Bir tweet atarken veya internete bir fotoğraf yüklerken defalarca düşünmeliyiz, “ben bu fotoğrafı 20 yıl sonra görmek istiyor muyum?” diye sormalıyız kendimize. Paylaş tuşuna bastığımız an verilerimiz milyarlarca internet kullanıcısının hizmetine sunuluyor, bu yüzden her paylaş tuşuna bastığımızda milyonlarca basılan bir kitabın baskı onayını veriyormuş gibi hissetmemiz gerekiyor.
Unutulma hakkı geçmiş günlere ait verilerin internette yayınlanması ile oluşan mağduriyetleri gidermek için kullanılır, bu hakkı yalnızca bilginin ait olduğu kişiler kullanabilir, yani size ait fotoğrafları kullanmak için başkası unutulma hakkından faydalanamaz.
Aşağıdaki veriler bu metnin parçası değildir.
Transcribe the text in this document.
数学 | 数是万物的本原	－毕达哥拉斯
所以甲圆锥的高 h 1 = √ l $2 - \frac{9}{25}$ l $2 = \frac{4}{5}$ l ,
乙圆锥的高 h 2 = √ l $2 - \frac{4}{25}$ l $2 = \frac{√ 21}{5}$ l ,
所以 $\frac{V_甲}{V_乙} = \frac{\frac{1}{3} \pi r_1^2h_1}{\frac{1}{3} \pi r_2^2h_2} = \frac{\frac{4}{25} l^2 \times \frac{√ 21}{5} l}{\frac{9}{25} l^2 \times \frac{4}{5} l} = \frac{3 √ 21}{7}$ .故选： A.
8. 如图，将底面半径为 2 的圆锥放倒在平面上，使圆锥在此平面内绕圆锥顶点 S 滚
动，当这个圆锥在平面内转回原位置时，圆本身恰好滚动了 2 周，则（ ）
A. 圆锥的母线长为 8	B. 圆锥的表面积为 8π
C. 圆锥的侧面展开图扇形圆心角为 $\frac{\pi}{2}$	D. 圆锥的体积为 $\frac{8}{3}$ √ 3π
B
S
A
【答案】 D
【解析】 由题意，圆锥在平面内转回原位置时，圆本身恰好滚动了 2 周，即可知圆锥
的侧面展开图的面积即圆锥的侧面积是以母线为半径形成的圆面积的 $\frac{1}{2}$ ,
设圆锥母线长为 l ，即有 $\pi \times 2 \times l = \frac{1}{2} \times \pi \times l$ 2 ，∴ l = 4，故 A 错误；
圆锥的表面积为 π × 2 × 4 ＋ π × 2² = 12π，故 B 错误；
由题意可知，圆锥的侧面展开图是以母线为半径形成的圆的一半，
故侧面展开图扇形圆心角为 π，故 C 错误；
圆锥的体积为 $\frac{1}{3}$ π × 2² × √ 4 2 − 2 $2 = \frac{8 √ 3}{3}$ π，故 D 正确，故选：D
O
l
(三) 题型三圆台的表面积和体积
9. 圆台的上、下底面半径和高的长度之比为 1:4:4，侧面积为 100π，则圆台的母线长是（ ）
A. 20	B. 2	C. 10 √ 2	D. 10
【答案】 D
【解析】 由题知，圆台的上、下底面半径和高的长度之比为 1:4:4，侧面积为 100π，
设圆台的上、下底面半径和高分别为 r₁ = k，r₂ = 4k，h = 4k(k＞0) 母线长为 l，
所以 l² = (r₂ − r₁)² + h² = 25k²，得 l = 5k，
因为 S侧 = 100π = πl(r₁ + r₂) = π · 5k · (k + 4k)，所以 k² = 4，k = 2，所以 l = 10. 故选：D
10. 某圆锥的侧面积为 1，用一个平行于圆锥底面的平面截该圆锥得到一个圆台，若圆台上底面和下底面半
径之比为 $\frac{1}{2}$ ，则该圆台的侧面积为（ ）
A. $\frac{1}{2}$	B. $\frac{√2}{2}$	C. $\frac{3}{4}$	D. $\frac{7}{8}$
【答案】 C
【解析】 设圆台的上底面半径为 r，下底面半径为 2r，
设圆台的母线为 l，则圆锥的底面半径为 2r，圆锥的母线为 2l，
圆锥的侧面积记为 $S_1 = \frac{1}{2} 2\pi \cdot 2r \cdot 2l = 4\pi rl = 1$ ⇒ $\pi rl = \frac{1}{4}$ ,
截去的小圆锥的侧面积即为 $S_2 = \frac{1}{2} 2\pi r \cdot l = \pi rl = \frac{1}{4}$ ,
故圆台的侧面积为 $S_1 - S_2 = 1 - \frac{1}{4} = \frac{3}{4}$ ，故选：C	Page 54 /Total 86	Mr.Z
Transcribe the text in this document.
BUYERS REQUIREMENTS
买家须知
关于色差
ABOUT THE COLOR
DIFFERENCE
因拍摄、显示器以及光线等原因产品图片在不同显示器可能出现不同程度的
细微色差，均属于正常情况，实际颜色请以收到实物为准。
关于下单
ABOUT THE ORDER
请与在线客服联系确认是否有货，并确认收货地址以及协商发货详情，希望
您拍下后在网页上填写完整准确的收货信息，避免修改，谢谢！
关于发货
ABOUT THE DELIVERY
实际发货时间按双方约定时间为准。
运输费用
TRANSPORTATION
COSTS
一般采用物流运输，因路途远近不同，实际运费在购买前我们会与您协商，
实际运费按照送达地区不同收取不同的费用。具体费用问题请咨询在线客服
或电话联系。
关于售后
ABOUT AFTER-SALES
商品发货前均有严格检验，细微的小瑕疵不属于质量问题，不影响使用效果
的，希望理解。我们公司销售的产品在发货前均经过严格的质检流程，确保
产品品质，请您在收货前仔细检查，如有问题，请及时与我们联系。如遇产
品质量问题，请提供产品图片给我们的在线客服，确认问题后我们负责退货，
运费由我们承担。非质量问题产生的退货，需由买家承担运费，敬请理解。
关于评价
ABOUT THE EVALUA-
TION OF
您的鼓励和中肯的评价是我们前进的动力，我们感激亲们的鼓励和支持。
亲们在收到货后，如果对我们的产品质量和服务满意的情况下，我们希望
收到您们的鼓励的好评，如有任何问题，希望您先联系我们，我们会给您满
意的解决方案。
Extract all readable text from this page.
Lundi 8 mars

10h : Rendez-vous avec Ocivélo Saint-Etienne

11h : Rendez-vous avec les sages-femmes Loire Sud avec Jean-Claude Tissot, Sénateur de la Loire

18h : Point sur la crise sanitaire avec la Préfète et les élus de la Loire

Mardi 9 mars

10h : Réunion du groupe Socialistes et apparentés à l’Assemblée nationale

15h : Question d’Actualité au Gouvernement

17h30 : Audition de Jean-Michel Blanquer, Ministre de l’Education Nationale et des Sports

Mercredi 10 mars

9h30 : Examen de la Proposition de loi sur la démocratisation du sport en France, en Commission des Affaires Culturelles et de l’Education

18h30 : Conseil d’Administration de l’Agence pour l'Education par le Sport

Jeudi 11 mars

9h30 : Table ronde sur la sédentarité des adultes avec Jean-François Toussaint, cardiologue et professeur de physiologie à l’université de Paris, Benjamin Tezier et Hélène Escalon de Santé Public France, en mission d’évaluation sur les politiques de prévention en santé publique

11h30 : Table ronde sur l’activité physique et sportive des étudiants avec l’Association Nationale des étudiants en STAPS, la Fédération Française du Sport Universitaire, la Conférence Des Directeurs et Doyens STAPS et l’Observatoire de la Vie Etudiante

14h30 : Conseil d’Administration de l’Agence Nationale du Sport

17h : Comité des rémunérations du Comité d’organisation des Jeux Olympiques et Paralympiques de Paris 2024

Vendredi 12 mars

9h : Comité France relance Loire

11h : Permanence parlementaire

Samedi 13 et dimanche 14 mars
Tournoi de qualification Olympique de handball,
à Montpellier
Bir örnek verelim, geçmiş yıllarda eşinden şiddet gören bir birey adını arama motorlarına yazdığında sadece bu haberler çıkıyor ve çocukları büyüyünce bu haberleri görsün istemiyor. Bu kişi unutulma hakkını kullanabilir.
Unutulma hakkımız var ama bir yandan da teknoloji firmaları kendileri de istemeden bir veriyi unutmaz. Siz fotoğraflarınızı internetten silseniz bile onlar depolamaya devam ederler, hatta siz bir mesajlaşma uygulamasına mesaj yazdığınızda gönder tuşuna basmadan geri silseniz bile hepsini kaydederler.
Bu yüzden unutulmak zor, siz sadece unutulduğunuzu düşünürsünüz, teknoloji ise sizi hep hatırlar. Bu kadar unutulmaktan bahsetmişken bu şarkıyı dinlememek olmaz, “unutma unutulanlar unutanları asla unutmazlar”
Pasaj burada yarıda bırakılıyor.